If your builds are fast enough, there is no reason to use precompiled headers. If your builds are too slow, I'd consider
Buying faster hardware, which is cheap compared to salaries
Using a tool like AT&T nmake or like ccache (Dirk is right on), both of which use trustworthy techniques to avoid recompilations.
I can't talk to GNU/gcc/linux, but I've dealt with pre-compiled headers in vs2005:
Pros:
Saves compile time when you have large headers that lots of modules
include.
Works well on headers (say from a third party) that change very
infrequently.
Cons:
If you use them for headers that change a lot,
it can increase compile time.
Can be fiddly to set up and maintain.
There are cases where changes to headers are apparently ignored
if you don't force the pre-compiled header to compile.
The ccache caching frontend to gcc, g++, gfortran, ... works great for me. As its website says
ccache is a compiler cache. It acts as
a caching pre-processor to C/C++
compilers, using the -E compiler
switch and a hash to detect when a
compilation can be satisfied from
cache. This often results in a 5 to 10
times speedup in common compilations.
On Debian / Ubuntu, just do 'apt-get install ccache' and create soft-links in, say, /usr/local/bin with names gcc, g++, gfortran, c++, ... that point to /usr/bin/ccache.

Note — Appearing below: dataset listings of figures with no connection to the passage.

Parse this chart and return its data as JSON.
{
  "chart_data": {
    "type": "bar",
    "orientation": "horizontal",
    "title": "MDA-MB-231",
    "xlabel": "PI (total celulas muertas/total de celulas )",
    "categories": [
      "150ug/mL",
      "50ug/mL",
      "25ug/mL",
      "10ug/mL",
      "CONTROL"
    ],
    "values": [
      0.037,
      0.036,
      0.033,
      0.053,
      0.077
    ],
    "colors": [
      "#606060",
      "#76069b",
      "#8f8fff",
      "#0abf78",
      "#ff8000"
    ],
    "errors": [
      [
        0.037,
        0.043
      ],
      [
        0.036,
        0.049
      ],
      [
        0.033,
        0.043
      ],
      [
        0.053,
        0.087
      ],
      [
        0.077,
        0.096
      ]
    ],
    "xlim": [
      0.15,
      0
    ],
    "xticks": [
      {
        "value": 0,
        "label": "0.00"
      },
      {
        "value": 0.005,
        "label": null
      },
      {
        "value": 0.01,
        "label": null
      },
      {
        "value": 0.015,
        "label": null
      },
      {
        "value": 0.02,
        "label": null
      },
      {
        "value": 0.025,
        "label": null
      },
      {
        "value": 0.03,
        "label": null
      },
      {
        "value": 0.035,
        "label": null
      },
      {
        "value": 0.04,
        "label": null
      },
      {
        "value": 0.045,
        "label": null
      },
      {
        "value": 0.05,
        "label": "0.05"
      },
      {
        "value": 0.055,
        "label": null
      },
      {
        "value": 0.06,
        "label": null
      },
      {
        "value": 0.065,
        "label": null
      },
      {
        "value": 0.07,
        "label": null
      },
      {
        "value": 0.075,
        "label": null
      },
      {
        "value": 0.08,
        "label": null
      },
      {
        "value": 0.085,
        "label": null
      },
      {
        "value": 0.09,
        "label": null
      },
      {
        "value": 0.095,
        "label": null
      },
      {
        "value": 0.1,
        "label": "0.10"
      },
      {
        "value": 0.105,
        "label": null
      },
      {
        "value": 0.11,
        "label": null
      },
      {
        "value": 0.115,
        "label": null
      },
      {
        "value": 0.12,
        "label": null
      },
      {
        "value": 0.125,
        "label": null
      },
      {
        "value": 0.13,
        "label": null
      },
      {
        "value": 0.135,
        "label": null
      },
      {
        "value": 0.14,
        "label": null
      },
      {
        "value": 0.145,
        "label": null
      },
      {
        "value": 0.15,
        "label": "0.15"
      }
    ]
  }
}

[EDIT] To make this more explicit in response to some early comments: This provides essentially pre-compiled headers and sources by caching a larger chunk of the compilation step. So it uses an idea that is similar to pre-compiled headers, and carries it further. The speedups can be dramatic -- a factor of 5 to 10 as the website says.
For plain C, I would avoid precompiled headers. As you say, they can potentially cause problems, and preprocessing time is really small compared to the regular compilation.

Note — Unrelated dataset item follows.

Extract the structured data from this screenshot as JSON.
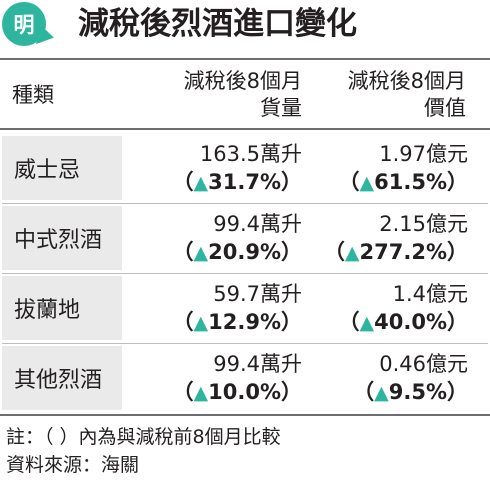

For C++, precompiled headers can potentially save a lot of time, as C++ headers often contain large template code whose compilation is expensive. I have no practical experience with them, so I recommend you measure how much savings in compilation you get in your project. To so so, compile the entire project with precompiled headers once, then delete a single object file, and measure how long it takes to recompile that file.
The GNU gcc documentation discusses possible pitfalls with pre-compiled headers.
I am using PCH in a Qt project, which uses cmake as build system, and it saves a lot of time. I grabbed some PCH cmake scripts, which needed some tweaking, since they were quite old but it generally was easier to set up than I expected. I have to add, I am not much of a cmake expert.
I am including now a big part of Qt (QtCore, QtGui, QtOpenGL) and a few stable headers at once.
Pros:
For Qt classes,no forward declarations are needed, and of course no includes.
Fast.
Easy to setup.
Cons:
You can't include the PCH include in headers. This isn't much of a problem, exept you use Qt and let the build system translate the moc files seperatly, which happens to be exactly my configuration. In this case, you need to #include the qt headers in your headers, because the mocs are genreted from headers. Solution was to put additional include guards around the #include in the header.